Oscar winning director Barry Jenkins is teaming up with Annapurna Pictures for an adaptation of the James Baldwin novel If Beale Street Could Talk, according to Variety.
This will be the filmmaker’s first project since his indie sleeper hit Moonlight took home Best Picture at this year’s Academy Awards. Jenkins reportedly wrote the screenplay adaptation for Baldwin’s novel during the summer in 2013 in which he also penned Moonlight. The filmmaker is working with the Baldwin Estate to bring the film to life as well as re-teaming with Plan B and PASTEL as producers.
If Beale Street Could Talk follows Tish, “a newly engaged Harlem woman who races against the clock to prove her lover’s innocence while carrying their first born child.” It is a story of love, justice, family, and the promise of the American Dream.
James Baldwin is a man of and ahead of his time; his interrogations of the American consciousness have remained relevant to this day,” Jenkins said. “To translate the power of Tish and Fonny’s love to the screen in Baldwin’s image is a dream I’ve long held dear.

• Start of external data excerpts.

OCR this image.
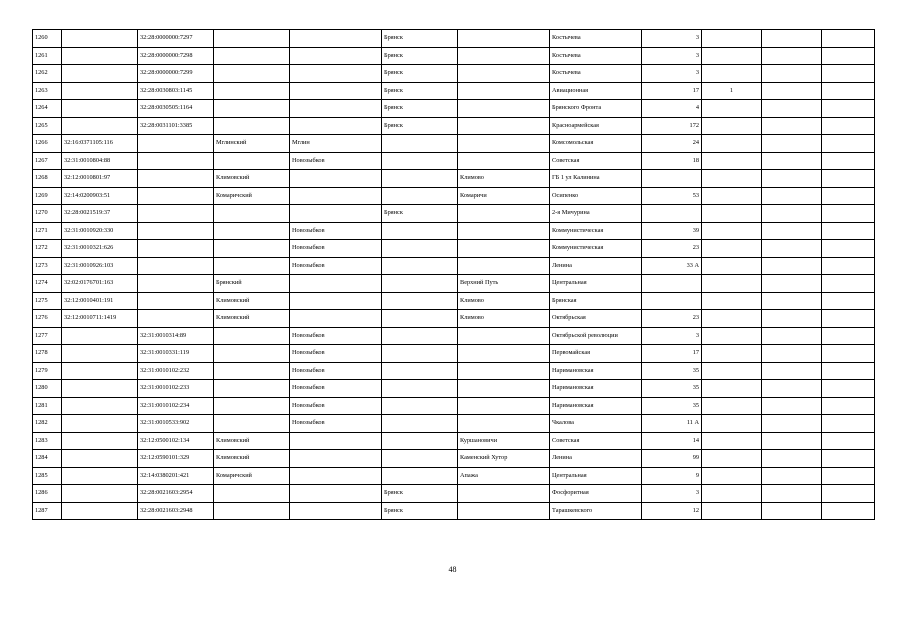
1260		32:28:0000000:7297			Брянск		Костычева	3			
1261		32:28:0000000:7298			Брянск		Костычева	3			
1262		32:28:0000000:7299			Брянск		Костычева	3			
1263		32:28:0030803:1145			Брянск		Авиационная	17	1		
1264		32:28:0030505:1164			Брянск		Брянского Фронта	4			
1265		32:28:0031101:3385			Брянск		Красноармейская	172			
1266	32:16:0371105:116		Мглинский	Мглин			Комсомольская	24			
1267	32:31:0010804:88			Новозыбков			Советская	18			
1268	32:12:0010801:97		Климовский			Климово	ГБ 1 ул Калинина				
1269	32:14:0200903:51		Комаричский			Комаричи	Осипенко	53			
1270	32:28:0021519:37				Брянск		2-я Мичурина				
1271	32:31:0010920:330			Новозыбков			Коммунистическая	39			
1272	32:31:0010321:626			Новозыбков			Коммунистическая	23			
1273	32:31:0010926:103			Новозыбков			Ленина	33 А			
1274	32:02:0176701:163		Брянский			Верхний Путь	Центральная				
1275	32:12:0010401:191		Климовский			Климово	Брянская				
1276	32:12:0010711:1419		Климовский			Климово	Октябрьская	23			
1277		32:31:0010314:89		Новозыбков			Октябрьской революции	3			
1278		32:31:0010331:119		Новозыбков			Первомайская	17			
1279		32:31:0010102:232		Новозыбков			Наримановская	35			
1280		32:31:0010102:233		Новозыбков			Наримановская	35			
1281		32:31:0010102:234		Новозыбков			Наримановская	35			
1282		32:31:0010533:902		Новозыбков			Чкалова	11 А			
1283		32:12:0500102:134	Климовский			Куршановичи	Советская	14			
1284		32:12:0590101:329	Климовский			Каменский Хутор	Ленина	99			
1285		32:14:0380201:421	Комаричский			Апажа	Центральная	9			
1286		32:28:0021603:2954			Брянск		Фосфоритная	3			
1287		32:28:0021603:2948			Брянск		Тарашкевского	12			
48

Working alongside the Baldwin Estate, I’m excited to finally make that dream come true.
“We are delighted to entrust Barry Jenkins with this adaptation. Barry is a sublimely conscious and gifted filmmaker, whose medicine for melancholy impressed us so greatly that we had to work with him,” Baldwin’s sister Gloria Karefa Smart revealed in a statement.
Jenkins is currently working on a television adaptation of the Colson Whitehead novel The Underground Railroad for Amazon. This will be his first time working with Annapurna, a production company that only recently got into the distribution game. Their first release will be Kathryn Bigelow’s Detroit, another film that looks to poignantly examine race in America.
Annapurna plans to begin production on the film in October.